Von den Jugendlichen selbst – nämlich aus der SMV – stammen weitere Ideen für Projekte, die sich mit Ökologie, Kulturlandschaft und regionaler Ernährung auseinandersetzen. So engagieren sich Schüler*innen aller Klassenstufen in einem „Öko-Shop“ und vermarkten Honig und Apfelsaft in und bei größeren Veranstaltungen auch außerhalb der Schule. Was sie ihren Kunden dabei immer auch noch mitgeben, ist ihre gewonnene Erfahrung, wie vielfältig und wichtig Streuobst für uns alle ist. Mit all diesen Aktivitäten lernen die Schüler*innen des GEG von klein auf, die Kulturbiotope ihrer Heimat zu schätzen. Sie erwerben konkrete Fähigkeiten zum Umgang damit und erarbeiten sich auf diese Weise ein Bewusstsein für die Bedeutung von Kulturlandschaft und einen reflektierten Heimatbegriff. Für dieses beispielhafte Projekt erhalten das Graf-Eberhard-Gymnasium Bad Urach und vor allem seine Schüler*innen den Jugend-Kulturlandschaftspreis 2020.

Kulturlandschaftspreis 2020

(von Nord nach Süd)

Familie Dieter Haag, 74670 Forchtenberg (Hohenlohekreis)

Mit Schafen und Ziegen die Vielfalt der Hohenloher Weinbaulandschaft erhalten

Schafe auf der Weide
Eine Herde vierbeiniger Kulturlandschaftspfleger bei der Arbeit. Für jede Weidefläche entwickelt Familie Haag ein spezielles Pflegekonzept (Foto: Dieter Haag)

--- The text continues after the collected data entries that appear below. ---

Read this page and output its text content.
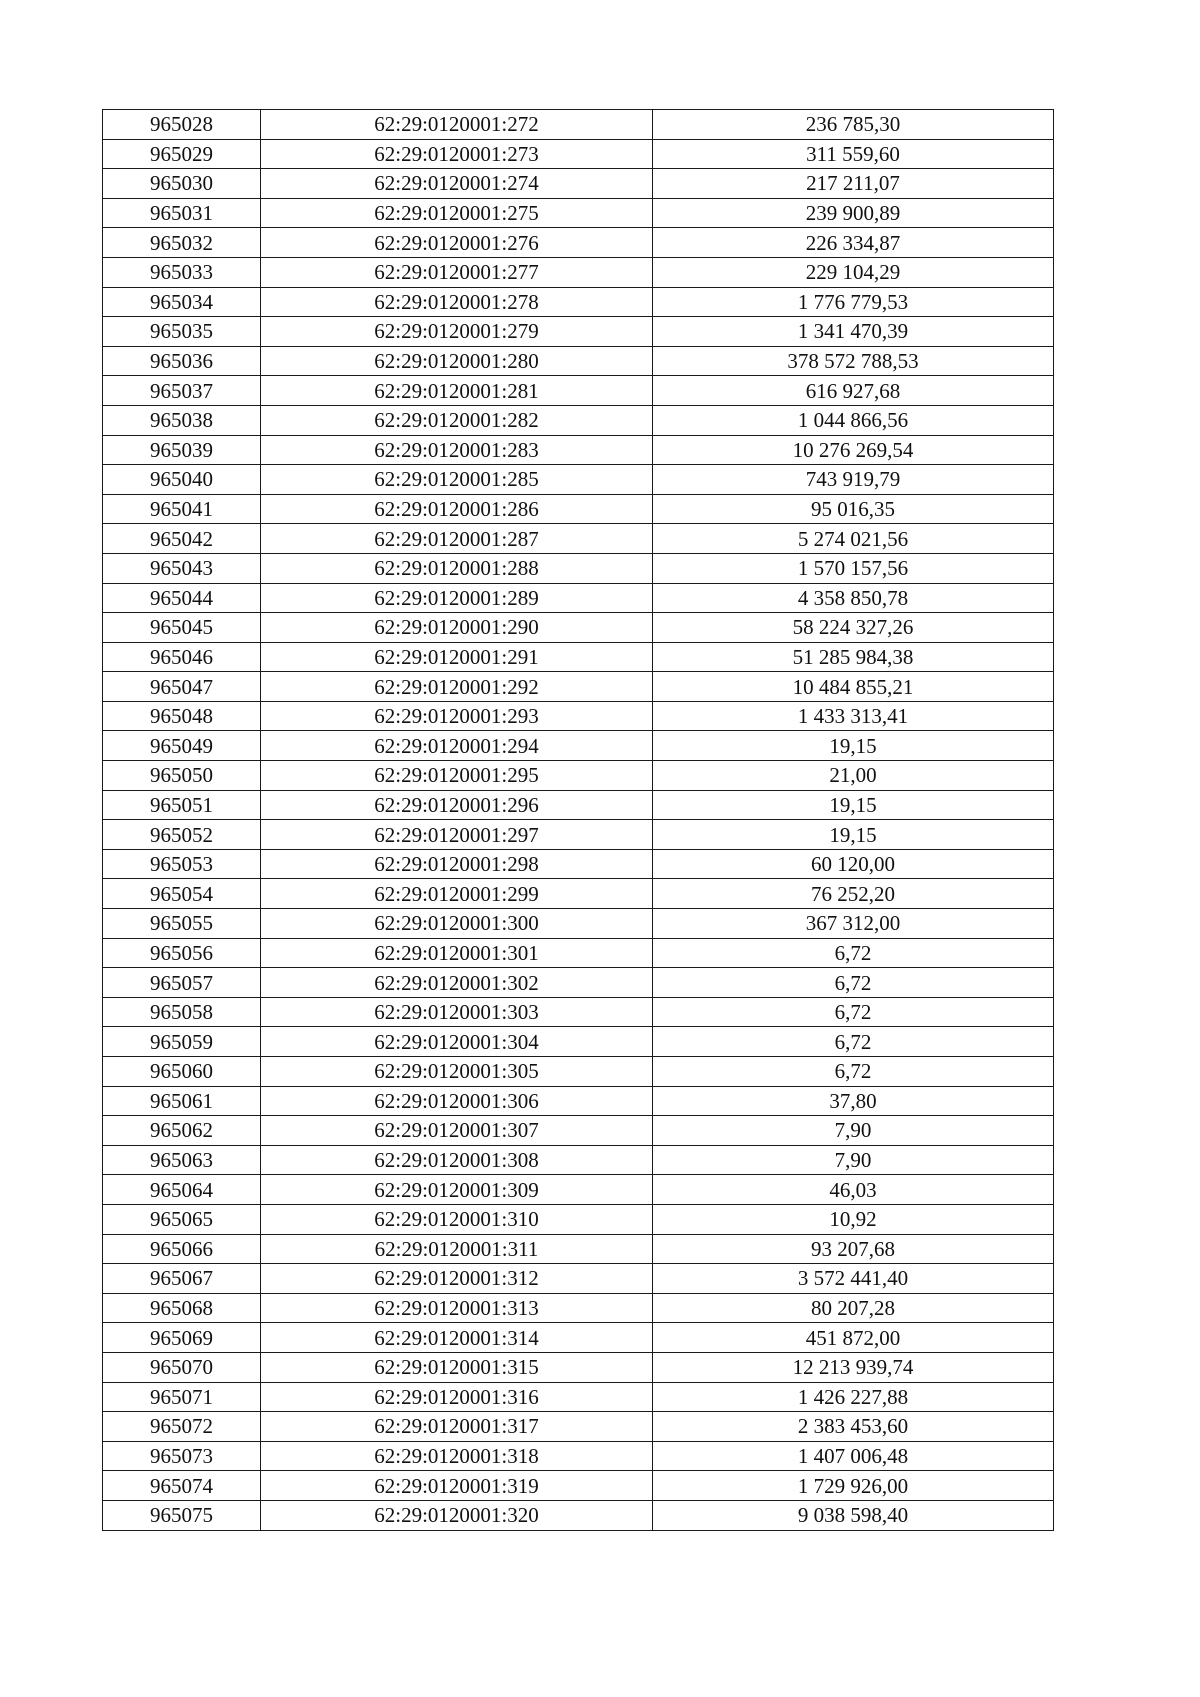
965028	62:29:0120001:272	236 785,30
965029	62:29:0120001:273	311 559,60
965030	62:29:0120001:274	217 211,07
965031	62:29:0120001:275	239 900,89
965032	62:29:0120001:276	226 334,87
965033	62:29:0120001:277	229 104,29
965034	62:29:0120001:278	1 776 779,53
965035	62:29:0120001:279	1 341 470,39
965036	62:29:0120001:280	378 572 788,53
965037	62:29:0120001:281	616 927,68
965038	62:29:0120001:282	1 044 866,56
965039	62:29:0120001:283	10 276 269,54
965040	62:29:0120001:285	743 919,79
965041	62:29:0120001:286	95 016,35
965042	62:29:0120001:287	5 274 021,56
965043	62:29:0120001:288	1 570 157,56
965044	62:29:0120001:289	4 358 850,78
965045	62:29:0120001:290	58 224 327,26
965046	62:29:0120001:291	51 285 984,38
965047	62:29:0120001:292	10 484 855,21
965048	62:29:0120001:293	1 433 313,41
965049	62:29:0120001:294	19,15
965050	62:29:0120001:295	21,00
965051	62:29:0120001:296	19,15
965052	62:29:0120001:297	19,15
965053	62:29:0120001:298	60 120,00
965054	62:29:0120001:299	76 252,20
965055	62:29:0120001:300	367 312,00
965056	62:29:0120001:301	6,72
965057	62:29:0120001:302	6,72
965058	62:29:0120001:303	6,72
965059	62:29:0120001:304	6,72
965060	62:29:0120001:305	6,72
965061	62:29:0120001:306	37,80
965062	62:29:0120001:307	7,90
965063	62:29:0120001:308	7,90
965064	62:29:0120001:309	46,03
965065	62:29:0120001:310	10,92
965066	62:29:0120001:311	93 207,68
965067	62:29:0120001:312	3 572 441,40
965068	62:29:0120001:313	80 207,28
965069	62:29:0120001:314	451 872,00
965070	62:29:0120001:315	12 213 939,74
965071	62:29:0120001:316	1 426 227,88
965072	62:29:0120001:317	2 383 453,60
965073	62:29:0120001:318	1 407 006,48
965074	62:29:0120001:319	1 729 926,00
965075	62:29:0120001:320	9 038 598,40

Als Dieter Haag 1984 aus Forchtenberg in Hohenlohe den landwirtschaftlichen Betrieb seines Vaters übernahm, wurde auf dem Hof noch vorwiegend mit Schweinen und Milchkühen gewirtschaftet. Doch Herr Haag und seine Frau hatten eigene Vorstellungen davon, wie eine langfristige Zukunft für den Betrieb aussehen könnte. Mit einem guten „Feeling“ für Chancen in der Strukturentwicklung der Landwirtschaft und mit eigenen Ideen haben sie ihre Vorstellungen auch erfolgreich umgesetzt: Heute führen sie mit ihren beiden Söhnen und einem Neffen einen erfolgreichen Landschaftspflegebetrieb mit etwa 400 Ziegen und Schafen, die für die Bewahrung der traditionellen Landschaftselemente in der Weinbaulandschaft an Kocher und Kupfer von großer Bedeutung sind.

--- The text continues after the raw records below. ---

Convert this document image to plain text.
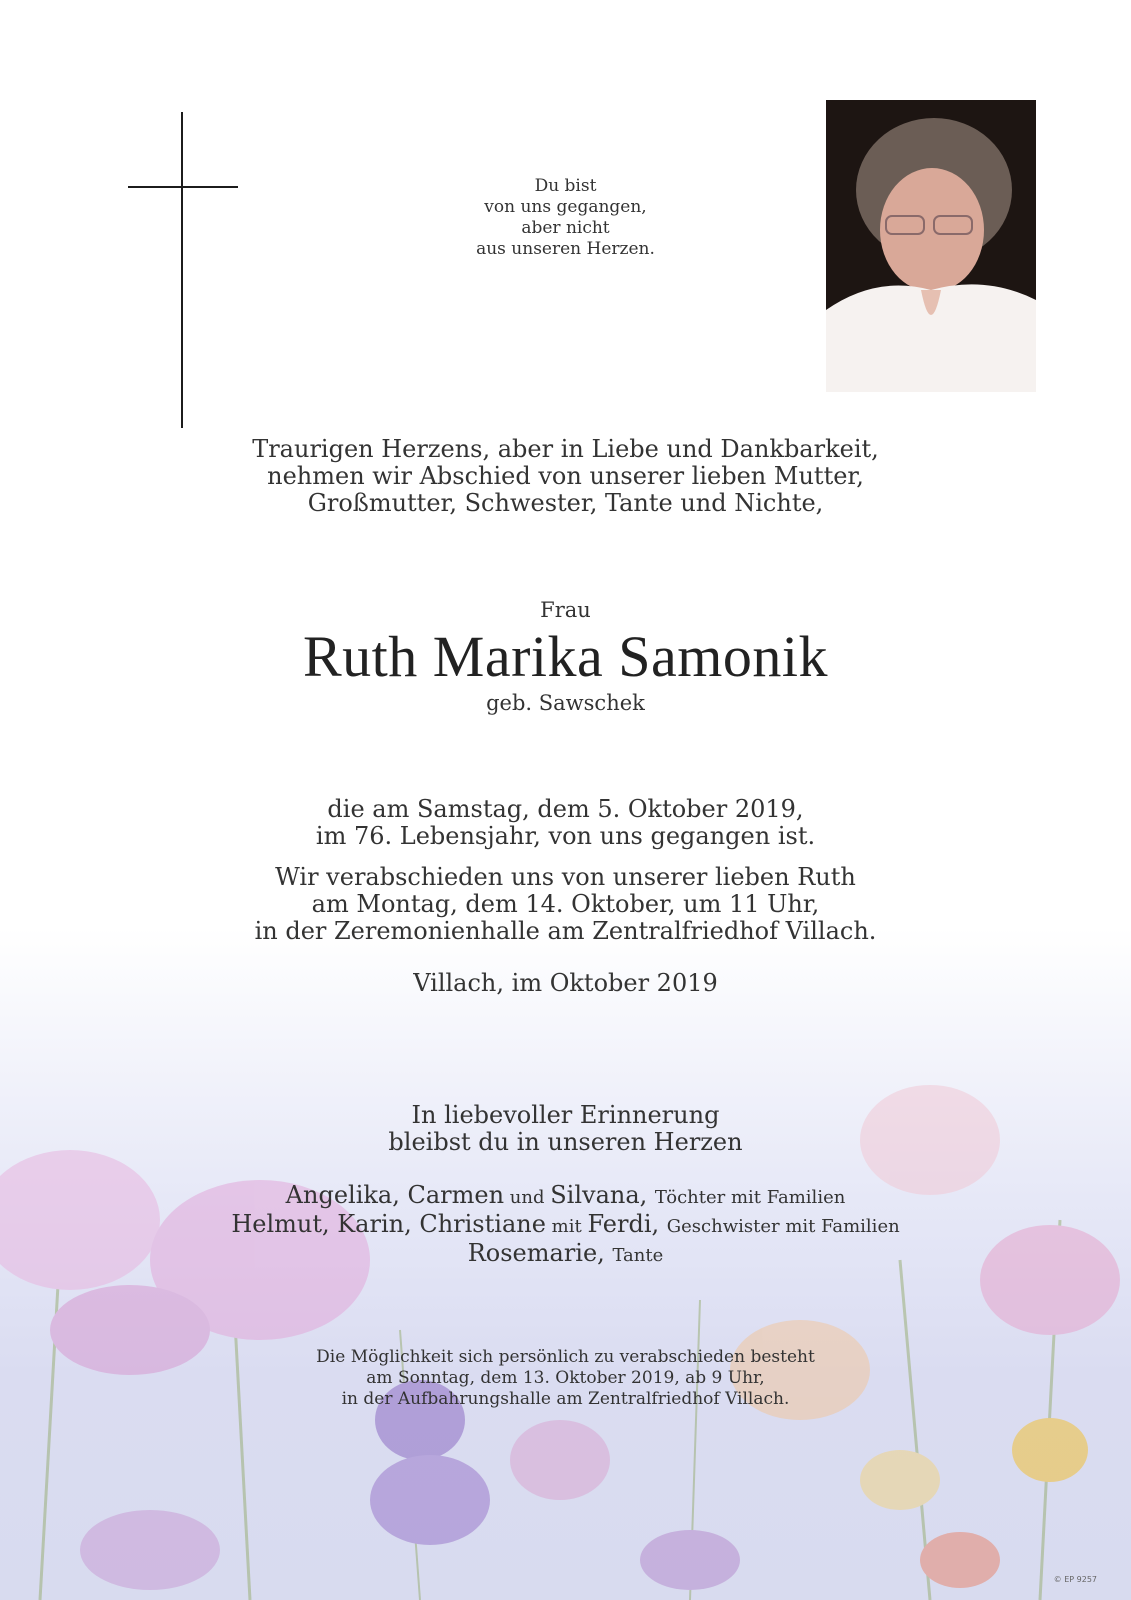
Du bist
von uns gegangen,
aber nicht
aus unseren Herzen.
Traurigen Herzens, aber in Liebe und Dankbarkeit,
nehmen wir Abschied von unserer lieben Mutter,
Großmutter, Schwester, Tante und Nichte,
Frau
Ruth Marika Samonik
geb. Sawschek
die am Samstag, dem 5. Oktober 2019,
im 76. Lebensjahr, von uns gegangen ist.
Wir verabschieden uns von unserer lieben Ruth
am Montag, dem 14. Oktober, um 11 Uhr,
in der Zeremonienhalle am Zentralfriedhof Villach.
Villach, im Oktober 2019
In liebevoller Erinnerung
bleibst du in unseren Herzen
Angelika, Carmen und Silvana, Töchter mit Familien
Helmut, Karin, Christiane mit Ferdi, Geschwister mit Familien
Rosemarie, Tante
Die Möglichkeit sich persönlich zu verabschieden besteht
am Sonntag, dem 13. Oktober 2019, ab 9 Uhr,
in der Aufbahrungshalle am Zentralfriedhof Villach.
© EP 9257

Wie überall in den Weinbauregionen hat sich in den vergangenen Jahrzehnten auch im „Weinparadies Hohenlohe“ vieles in der Landschaft verändert. Vor allem Rebflurbereinigungen haben geholfen, dass der traditionelle Weinbau wirtschaftlich einen großen Schritt nach vorne gemacht hat. Zusammenlegung guter und Aussonderung schwieriger Flächen, Anlage von Querterrassen, maschinengerechte Umgestaltung, aber auch moderne Verfahren beim Ausbau der Weine haben zu deutlichen Qualitätssteigerungen geführt. Doch wie immer bei Intensivierungsmaßnahmen haben sie gravierende Probleme für die Kulturlandschaft und deren Arten- und Strukturvielfalt mit sich gebracht. Der Wert der Produktionsflächen als Lebensraum sinkt stetig. Aber auch in den ausgesonderten und meist an „den Naturschutz“ abgetretenen Rest-, oder freundlicher gesagt, Biotopflächen, lässt sich ohne eine abgestimmte Bewirtschaftung die hohe Naturschutzbedeutung nicht dauerhaft bewahren. In dieser Aufgabe hat Familie Haag eine Nische für die Zukunft ihres Betriebes gefunden und erfolgreich besetzt. Mit drei Herden, in denen bunt gemischt verschiedene Schaf- und Ziegenrassen laufen, beweiden und pflegen Haags rund 50 Hektar offene Kulturlandschaft im Kochertal zwischen Forchtenberg und Belsenberg. Neben dem jeweiligen Hauptberuf kontrollieren die Männer der Familie täglich die Herden und bringen sie auf neue Pflegeflächen. Alle anderen Arbeiten finden nach Feierabend und am Wochenende statt. Neben der Landschaftspflege trägt die Vermarktung der Lämmer zum Betriebserfolg bei: Ein Teil der Lämmer wird verkauft, und beim jährlichen Lammfest auf dem Hof und auf dem Weihnachtsmarkt in Forchtenberg finden selbst produzierte Wurstwaren nach eigener Rezeptur guten Absatz.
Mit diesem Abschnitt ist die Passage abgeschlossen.